Neuroscience research with the aim of understanding the relationship between the brain’s electrical signals and human emotions is beginning to yield practical results. Thync is about to launch a wearable device designed to modify people’s moods by targeting electric currents and ultrasound waves into the right parts of the brain.

Thync: a Brain-Connected Mood-Altering Device

Great headway is now being made with the technologies underpinning electroencephalography – i.e. the analysis of the electrical signals in the synapses, the connections between neurons in the brain – and they are starting to be used for a variety of practical purposes.

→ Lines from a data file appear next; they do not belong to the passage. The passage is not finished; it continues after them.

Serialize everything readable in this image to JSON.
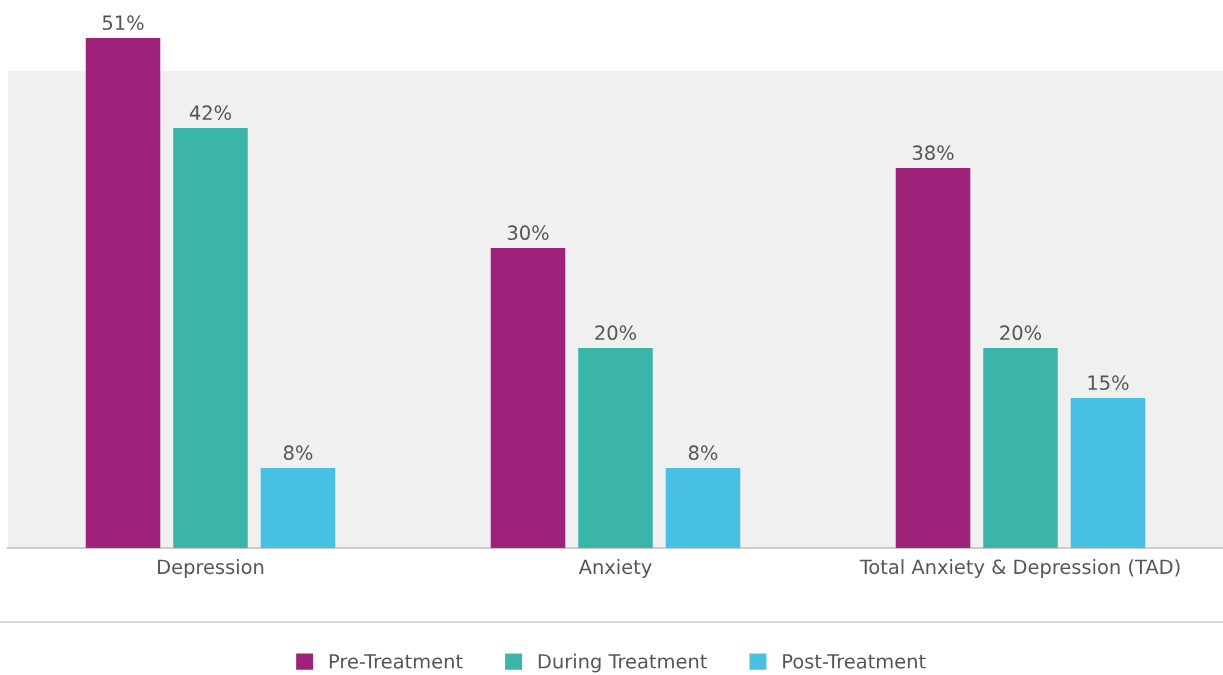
{
  "chart_data": {
    "type": "bar",
    "categories": [
      "Depression",
      "Anxiety",
      "Total Anxiety & Depression (TAD)"
    ],
    "series": [
      {
        "name": "Pre-Treatment",
        "color": "#9e227a",
        "values": [
          51,
          30,
          38
        ],
        "value_labels": [
          "51%",
          "30%",
          "38%"
        ]
      },
      {
        "name": "During Treatment",
        "color": "#3bb5a9",
        "values": [
          42,
          20,
          20
        ],
        "value_labels": [
          "42%",
          "20%",
          "20%"
        ]
      },
      {
        "name": "Post-Treatment",
        "color": "#48c0e3",
        "values": [
          8,
          8,
          15
        ],
        "value_labels": [
          "8%",
          "8%",
          "15%"
        ]
      }
    ],
    "tick_labels": "x",
    "grid": false,
    "legend": "bottom"
  }
}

The trend has been stimulated by the growing use of low-cost electroencephalogram (EEG) headsets, which use electrodes placed on the forehead to gather electrical signals emitted by the brain and translate them into electronic signals. The best-known start-up in this field is Neurosky, with its Mindwave EEG headset, which allows you to perform such tasks as controlling your car using just the power of thought. The main hurdle to be overcome here however is the ‘education’ phase. In order to control the car you have to think about a cube that is moving, which probably does not come very naturally to most people.

Similarly, startup MindRDR uses EEG headsets to control connected objects such as Google Glass. If you concentrate hard enough, you can take a photo with the glasses and then post it on Instagram.

Meanwhile Thync also measures the brain’s electrical activity but has a more pro-active intent: to modify neuron activity.

The wearable device – expected to take the form of a headset – is based on neuro-signalling, a technique which uses ultrasound waves to communicate with neuron connections, which can alter the user’s mood. The headset will send electrical signals and/or ultrasound waves to those specific areas of the brain corresponding to energy, calm and concentration.  You will be able to control the type and intensity of the waves via an app on your smartphone.

The Thync founders are hoping to popularise the use of transcranial direct-current stimulation (tDCS), a form of neuro-stimulation which uses constant low current delivered directly to the brain area via small electrodes, as a consumer trend.  This technique has actually been in use for years as a treatment for depression, failing memory, and similar common conditions. The company, which has raised $13 million from investors since it was set up in 2011, expects to take a slice of the burgeoning wearable electronics market, which is forecast to be worth an annual $7 billion by 2015.